Déclaration de l’UPLG au congrès des élus de la guadeloupe
Madame la Présidente du Conseil départemental, Présidente du Congrès,
Monsieur le Président de la Région Guadeloupe,
Mesdames, Messieurs les élus,
Mesdames, messieurs de la société civile,
Mes chers Compatriotes
Je voudrais en tout premier lieu vous remercier de nous avoir associé à ce débat qui concerne l’avenir de la Guadeloupe.
Nous y participons avec l’espoir que cette fois nous réussirons à aborder les vrais problèmes qui concernent ce pays qui nous est cher à tous. Ce n’est pas peu que de pouvoir échanger sur les questions qui nous préoccupent et sur lesquelles nos institutions actuelles montrent leurs limites quand ce n’est pas leur défaillance pour y porter solution.
Bien évidemment, l’UPLG a son analyse de la société guadeloupéenne, des relations avec la France et sa vision de l’avenir qui n’est pas partagée par tout le monde. Toutefois ,cela ne doit pas nous empêcher de discuter avec d’autres guadeloupéens et de rechercher quand il le faut le consensus le plus large pour faire avancer le pays. Vraiment nous ne l’avons jamais caché. Nous recherchons l’unité nationale pour gagner chaque fois qu’il est possible des pans de souveraineté.

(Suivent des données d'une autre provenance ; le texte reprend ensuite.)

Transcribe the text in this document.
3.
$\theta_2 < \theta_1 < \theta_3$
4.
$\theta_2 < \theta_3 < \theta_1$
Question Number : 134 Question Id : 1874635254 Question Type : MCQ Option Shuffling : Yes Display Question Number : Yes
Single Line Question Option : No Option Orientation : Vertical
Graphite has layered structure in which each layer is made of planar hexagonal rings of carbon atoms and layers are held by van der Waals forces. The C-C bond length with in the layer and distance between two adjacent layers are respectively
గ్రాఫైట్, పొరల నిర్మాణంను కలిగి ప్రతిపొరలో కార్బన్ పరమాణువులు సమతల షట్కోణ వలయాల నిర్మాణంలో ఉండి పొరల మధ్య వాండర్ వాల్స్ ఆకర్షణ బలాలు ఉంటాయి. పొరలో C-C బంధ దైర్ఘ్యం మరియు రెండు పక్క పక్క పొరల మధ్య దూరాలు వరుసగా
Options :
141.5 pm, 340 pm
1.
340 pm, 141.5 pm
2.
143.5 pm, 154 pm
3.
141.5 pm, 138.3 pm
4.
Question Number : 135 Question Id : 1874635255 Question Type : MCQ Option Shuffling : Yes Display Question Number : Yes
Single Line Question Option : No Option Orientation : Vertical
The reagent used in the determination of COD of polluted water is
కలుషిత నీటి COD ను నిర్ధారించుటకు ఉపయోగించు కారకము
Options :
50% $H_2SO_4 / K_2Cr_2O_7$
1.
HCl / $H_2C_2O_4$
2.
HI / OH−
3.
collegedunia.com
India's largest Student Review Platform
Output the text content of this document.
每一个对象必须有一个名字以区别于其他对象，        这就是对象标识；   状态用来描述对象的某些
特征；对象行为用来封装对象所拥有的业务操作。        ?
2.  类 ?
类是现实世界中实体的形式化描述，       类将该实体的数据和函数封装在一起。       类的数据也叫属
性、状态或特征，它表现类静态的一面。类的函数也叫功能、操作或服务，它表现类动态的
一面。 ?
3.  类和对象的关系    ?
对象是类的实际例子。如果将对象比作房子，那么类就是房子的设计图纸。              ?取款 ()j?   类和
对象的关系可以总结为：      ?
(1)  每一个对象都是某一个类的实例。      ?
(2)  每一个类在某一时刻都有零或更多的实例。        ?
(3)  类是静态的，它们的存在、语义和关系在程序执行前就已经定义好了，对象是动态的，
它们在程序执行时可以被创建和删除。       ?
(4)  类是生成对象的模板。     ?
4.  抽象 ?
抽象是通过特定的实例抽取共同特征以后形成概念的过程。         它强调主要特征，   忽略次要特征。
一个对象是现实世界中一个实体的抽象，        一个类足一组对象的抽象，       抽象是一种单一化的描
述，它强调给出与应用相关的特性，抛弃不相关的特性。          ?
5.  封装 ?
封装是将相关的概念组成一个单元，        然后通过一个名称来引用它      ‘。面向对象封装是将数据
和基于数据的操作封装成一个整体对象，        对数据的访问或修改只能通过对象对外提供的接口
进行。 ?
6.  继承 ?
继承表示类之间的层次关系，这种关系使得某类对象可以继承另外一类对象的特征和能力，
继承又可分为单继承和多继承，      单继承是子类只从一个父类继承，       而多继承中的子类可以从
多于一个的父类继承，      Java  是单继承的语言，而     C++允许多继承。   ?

Nous restons persuadés que quel que soit le temps que prendront les hésitations, un jour , le peuple guadeloupéen et ses élus devront faire face à notre destin de peuple.
Depuis 73 ans la Guadeloupe tente de sortir d’un système colonial qui n’en finit pas de nous marginaliser ; parce que l’état français qui prétendait avoir pour mission de nous accompagner pour régler cette question nous a entraîné, avec la complicité d’une partie de la classe politique dans une voie sans issue.
Pourtant, des Guadeloupéens clairvoyants, dès les premiers pas de l’assimilation, ont tiré la sonnette d’alarme et proposé de changer de cap.
Je veux parler de Paul Valentino qui avait montré tous les dangers de l’affaiblissement du pouvoir local. Je veux aussi parler des étudiants guadeloupéens qui dès 1956 avaient posé le principe de reconstruire la relation avec la France en prenant en considération la personnalité guadeloupéenne.
Cela a été le cas, avec les conclusions du colloque de la revue Guadeloupéenne qui avait rassemblé le 4 mai 1958 au cinéma La Renaissance toutes les acteurs économiques, sociaux, religieux et politiques.
Ce fut aussi le cas les 21 et 22 avril 1961 avec le Congrès du Front Antillo-Guyanais à l’initiative d’Albert Béville, Edouard Glissant, Marcel Manville et Marie-Joseph.
Il faut constater que nous n’avions pas suffisamment pris en compte que la France n’est rien sans ses colonies et qu’elle ferait toujours tout pour ne jamais rien lâcher. Elle est toujours dans la même logique coloniale depuis 1635.
Ainsi donc, à épisode régulier, la question de la gouvernance revient dans le débat.
Elle revient parce que dans le système actuel, notre économie, nos valeurs sociales et morales, notre culture et notre identité s’effondrent doucement mais surement.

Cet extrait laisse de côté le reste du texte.